Protein domains data

Information about protein domains and their hierarchical classification was obtained from the Evolutionary Classification of Protein Domains (ECOD)1,2. ECOD is a protein classification of homologous domains with a five-level hierarchy: architecture (A), possible homology (X), homology (H), topology (T), and family (F). For each protein (UniProt ID) we collected all known PDB structures and retrieved their domain organization from ECOD. For proteins without known 3D structures domain data were retrieved from of the provisional ECOD human classification10 (ECOD_AF) that includes only human protein structures predicted by AlphaFold and distributed by UniProt. AlphaFold models have been classified to the T-group level (i.e., not into sequence families). The two ECOD domain classifications were merged. This merged set includes classification to the T-group level. The ECOD domain classification includes all experimentally identified protein structures (PDBs).
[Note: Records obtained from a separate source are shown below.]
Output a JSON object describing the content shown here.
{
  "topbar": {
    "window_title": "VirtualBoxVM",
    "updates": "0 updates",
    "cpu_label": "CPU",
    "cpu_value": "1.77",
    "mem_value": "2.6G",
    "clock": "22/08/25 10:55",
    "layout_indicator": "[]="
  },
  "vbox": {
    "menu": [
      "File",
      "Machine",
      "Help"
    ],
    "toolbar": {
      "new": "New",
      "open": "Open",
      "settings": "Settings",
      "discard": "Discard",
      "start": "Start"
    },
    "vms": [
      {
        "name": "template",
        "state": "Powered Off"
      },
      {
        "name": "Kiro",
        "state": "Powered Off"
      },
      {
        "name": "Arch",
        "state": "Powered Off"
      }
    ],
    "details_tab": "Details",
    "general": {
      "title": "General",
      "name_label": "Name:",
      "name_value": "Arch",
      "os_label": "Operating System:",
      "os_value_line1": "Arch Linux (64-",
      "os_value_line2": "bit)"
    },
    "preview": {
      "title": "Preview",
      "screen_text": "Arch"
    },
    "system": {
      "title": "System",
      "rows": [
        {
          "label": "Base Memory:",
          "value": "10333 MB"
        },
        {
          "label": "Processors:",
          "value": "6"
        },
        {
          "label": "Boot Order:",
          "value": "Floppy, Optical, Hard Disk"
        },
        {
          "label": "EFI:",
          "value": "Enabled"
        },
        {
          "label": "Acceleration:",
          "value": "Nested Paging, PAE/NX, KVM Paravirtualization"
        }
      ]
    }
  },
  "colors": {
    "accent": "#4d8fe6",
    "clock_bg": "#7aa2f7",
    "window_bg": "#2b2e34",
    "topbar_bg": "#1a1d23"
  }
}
Consequently, for some proteins (UniProt IDs) there are several PDBs for the same protein region, which results in redundant domains. In the merged set (ECOD and ECOD_AF), we eliminated redundancy in domains to ensure that each protein (UniProt ID) has no more than one domain representing the same protein region. Over and underrepresentation of proteins expressed in different cancer types, which domains belong to particular ECOD A-gr/X-gr, were calculated as ratio of observed and expected frequencies. The observed frequency for each A-gr/X-gr was calculated as a ratio of the number of the proteins assigned to this A-gr/X-gr in particular type of cancer over the sum of all proteins assigned to any A-gr/X-gr in this cancer type. The expected frequency for each A-gr/X-gr was calculated as ratio of total number of proteins assigned to this A-gr/X-gr in all human proteins classified in ECOD over the total number of proteins assigned to any A-gr/X-gr in all human proteins classified in ECOD. Significance of overrepresentation was checked using chi-square test. We considered three levels of significance: P-value < 0.001 (***), 0.001 ≤ P-value < 0.01 (**), 0.01 ≤ P-value < 0.05 (*).